An advisory from two leading allergists urges clinicians to avoid making diagnoses based solely on allergy test results.
In an article published in the January issue of Pediatrics, researchers Robert Wood of the Johns Hopkins Children’s Centre and Scott Sicherer of Mt. Sinai Hospital in New York, warn that blood tests, an increasingly popular diagnostic tool in recent years, and skin-prick testing, an older weapon in the allergist’s arsenal, should never be used as standalone diagnostic strategies.
These tests, the analysts said, should be used only to confirm suspicion and never to look for allergies in a patient showing no symptoms.
Test results, they added, should be interpreted in the context of a patient’s symptoms and medical history. If a food allergy is suspected, Dr. Sicherer and Dr. Wood advised, the patient should undergo a food challenge – the gold standard for diagnosis – which involves consuming small doses of the suspected allergen under medical supervision.
Unlike food challenges, which directly measure an actual allergic reaction, skin tests and blood tests are proxies that detect the presence of IgE antibodies, immune-system chemicals released in response to allergens. Skin testing involves pricking the skin with small amounts of an allergen and observing if and how the skin reacts.
A large hive-like wheal at the injection site signals that the patient’s immune system has created antibodies to the allergen.
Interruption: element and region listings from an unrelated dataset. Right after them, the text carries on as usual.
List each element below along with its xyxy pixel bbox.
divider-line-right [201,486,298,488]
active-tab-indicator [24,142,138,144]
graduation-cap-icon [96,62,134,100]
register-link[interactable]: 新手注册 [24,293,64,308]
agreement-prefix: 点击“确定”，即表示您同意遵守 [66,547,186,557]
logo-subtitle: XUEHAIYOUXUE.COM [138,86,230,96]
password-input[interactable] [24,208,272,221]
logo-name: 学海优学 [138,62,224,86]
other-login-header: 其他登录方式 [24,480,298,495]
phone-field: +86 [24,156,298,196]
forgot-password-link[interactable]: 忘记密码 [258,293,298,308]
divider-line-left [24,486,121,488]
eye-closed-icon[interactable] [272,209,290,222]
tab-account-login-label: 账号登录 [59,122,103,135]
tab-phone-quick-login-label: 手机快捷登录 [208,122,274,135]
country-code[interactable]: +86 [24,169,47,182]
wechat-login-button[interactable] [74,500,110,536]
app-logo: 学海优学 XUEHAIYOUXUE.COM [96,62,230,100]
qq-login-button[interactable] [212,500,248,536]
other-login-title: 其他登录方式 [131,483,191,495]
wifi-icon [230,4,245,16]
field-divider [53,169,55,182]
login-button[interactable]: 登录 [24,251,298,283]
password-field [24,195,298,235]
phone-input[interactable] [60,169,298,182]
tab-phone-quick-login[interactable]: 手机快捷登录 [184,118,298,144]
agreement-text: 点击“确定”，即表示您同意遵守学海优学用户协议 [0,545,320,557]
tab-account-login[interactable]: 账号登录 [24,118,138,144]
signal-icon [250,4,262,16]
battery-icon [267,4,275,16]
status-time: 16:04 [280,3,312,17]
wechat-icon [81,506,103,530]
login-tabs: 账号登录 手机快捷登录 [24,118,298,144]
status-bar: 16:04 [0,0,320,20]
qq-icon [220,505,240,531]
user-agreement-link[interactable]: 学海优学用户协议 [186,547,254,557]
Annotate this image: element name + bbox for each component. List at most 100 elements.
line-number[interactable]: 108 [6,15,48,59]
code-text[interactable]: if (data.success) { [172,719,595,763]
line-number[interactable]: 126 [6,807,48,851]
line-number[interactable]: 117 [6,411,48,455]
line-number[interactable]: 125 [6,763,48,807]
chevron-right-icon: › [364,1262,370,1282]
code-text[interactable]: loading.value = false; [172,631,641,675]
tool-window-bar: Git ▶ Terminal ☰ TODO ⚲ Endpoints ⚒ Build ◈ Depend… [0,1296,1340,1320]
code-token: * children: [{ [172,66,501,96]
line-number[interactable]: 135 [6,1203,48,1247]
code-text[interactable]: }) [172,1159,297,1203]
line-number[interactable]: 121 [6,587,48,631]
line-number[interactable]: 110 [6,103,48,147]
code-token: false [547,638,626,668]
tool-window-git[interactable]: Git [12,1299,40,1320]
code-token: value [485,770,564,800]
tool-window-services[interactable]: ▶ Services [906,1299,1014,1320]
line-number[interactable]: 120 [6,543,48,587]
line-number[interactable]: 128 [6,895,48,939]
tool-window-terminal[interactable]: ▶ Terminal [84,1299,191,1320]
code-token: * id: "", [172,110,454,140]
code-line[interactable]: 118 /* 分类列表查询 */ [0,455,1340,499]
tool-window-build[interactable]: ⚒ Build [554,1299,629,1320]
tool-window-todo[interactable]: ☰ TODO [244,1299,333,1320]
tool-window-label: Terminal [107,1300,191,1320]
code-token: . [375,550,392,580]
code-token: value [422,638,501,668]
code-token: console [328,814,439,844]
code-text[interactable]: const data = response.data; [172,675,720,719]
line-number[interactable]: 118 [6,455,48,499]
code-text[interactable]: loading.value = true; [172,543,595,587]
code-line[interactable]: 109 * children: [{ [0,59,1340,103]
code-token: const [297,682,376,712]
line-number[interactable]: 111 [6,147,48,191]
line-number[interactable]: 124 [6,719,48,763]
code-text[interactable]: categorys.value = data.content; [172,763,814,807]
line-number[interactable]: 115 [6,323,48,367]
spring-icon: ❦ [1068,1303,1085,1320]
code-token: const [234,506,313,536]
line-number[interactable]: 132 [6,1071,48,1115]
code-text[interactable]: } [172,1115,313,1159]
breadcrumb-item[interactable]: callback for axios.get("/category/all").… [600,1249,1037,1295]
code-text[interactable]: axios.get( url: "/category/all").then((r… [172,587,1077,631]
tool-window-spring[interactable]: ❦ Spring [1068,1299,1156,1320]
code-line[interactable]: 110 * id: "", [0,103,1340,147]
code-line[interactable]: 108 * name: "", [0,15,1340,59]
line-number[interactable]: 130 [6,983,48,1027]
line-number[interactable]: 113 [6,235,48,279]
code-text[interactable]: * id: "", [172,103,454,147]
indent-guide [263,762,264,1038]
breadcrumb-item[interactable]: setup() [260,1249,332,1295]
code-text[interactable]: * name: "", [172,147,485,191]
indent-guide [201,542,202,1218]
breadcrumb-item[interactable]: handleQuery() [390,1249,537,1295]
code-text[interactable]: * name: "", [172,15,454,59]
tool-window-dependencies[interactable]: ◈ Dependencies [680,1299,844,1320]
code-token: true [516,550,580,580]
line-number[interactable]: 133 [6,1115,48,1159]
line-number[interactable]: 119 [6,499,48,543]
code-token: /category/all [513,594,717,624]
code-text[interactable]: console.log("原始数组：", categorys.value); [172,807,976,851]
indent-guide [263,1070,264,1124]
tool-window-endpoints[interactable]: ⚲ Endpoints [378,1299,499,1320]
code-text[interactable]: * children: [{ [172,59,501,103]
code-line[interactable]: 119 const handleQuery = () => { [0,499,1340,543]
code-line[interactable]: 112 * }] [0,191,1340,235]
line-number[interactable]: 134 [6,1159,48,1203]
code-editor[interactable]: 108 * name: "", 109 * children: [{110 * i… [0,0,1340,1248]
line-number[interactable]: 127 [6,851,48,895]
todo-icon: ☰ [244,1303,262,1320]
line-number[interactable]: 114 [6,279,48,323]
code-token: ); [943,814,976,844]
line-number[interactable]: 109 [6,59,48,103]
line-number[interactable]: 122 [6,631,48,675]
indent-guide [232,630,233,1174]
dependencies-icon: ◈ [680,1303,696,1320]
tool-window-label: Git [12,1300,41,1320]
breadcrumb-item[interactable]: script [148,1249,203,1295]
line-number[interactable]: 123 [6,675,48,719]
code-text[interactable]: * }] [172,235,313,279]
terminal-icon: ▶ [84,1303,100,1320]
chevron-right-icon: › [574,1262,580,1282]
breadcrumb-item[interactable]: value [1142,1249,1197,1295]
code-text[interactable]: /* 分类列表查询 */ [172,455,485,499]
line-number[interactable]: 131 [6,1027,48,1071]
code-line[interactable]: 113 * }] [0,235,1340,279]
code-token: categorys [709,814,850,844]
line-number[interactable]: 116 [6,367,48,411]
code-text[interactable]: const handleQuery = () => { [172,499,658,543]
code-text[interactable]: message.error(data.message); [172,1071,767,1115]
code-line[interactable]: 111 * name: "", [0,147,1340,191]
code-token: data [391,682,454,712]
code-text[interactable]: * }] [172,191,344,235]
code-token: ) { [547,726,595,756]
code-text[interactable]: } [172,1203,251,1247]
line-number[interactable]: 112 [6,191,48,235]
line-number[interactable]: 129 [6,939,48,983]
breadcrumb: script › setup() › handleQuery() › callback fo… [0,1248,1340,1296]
Blood tests, on the other hand, measure the levels of specific IgE antibodies circulating in the blood.
These tests can tell whether someone is sensitive to a particular substance but cannot reliably predict if a patient will have an actual allergic reaction, nor can they foretell how severe the reaction might be, the scientists said.
Many people who have positive skin tests or elevated IgE antibodies do not have allergies, they cautioned.
In addition, the researchers said, physicians should be careful when comparing results from different tests and laboratories because commercial tests vary in sensitivity.
Also, laboratories may interpret tests results differently making an apples-to-apples comparison challenging, Dr. Wood said.
In their report, the scientists said skin and blood tests can and should be used to:
Confirm a suspected allergic trigger after observing clinical reactions suggestive of an allergy. For example, children with moderate to severe asthma should be tested for allergies to common household or environmental triggers including pollen, moulds, pet dander, cockroach, mice or dust mites.
Monitor the course of established food allergies via periodic testing. Levels of antibodies can help determine whether someone is still allergic, and progressively decreasing levels of antibodies can signify allergy resolution or outgrowing the allergy. Confirm an allergy to insect venom following a sting that causes anaphylaxis.
Determine vaccine allergies (skin tests only).
Conversely, skin and blood tests should not be used:
As general screens to look for allergies in symptom-free children.
In children with history of allergic reactions to specific foods. In this case, the test will add no diagnostic value, the experts say.
To test for drug allergies. Generally, blood and skin tests do not detect antibodies to medications.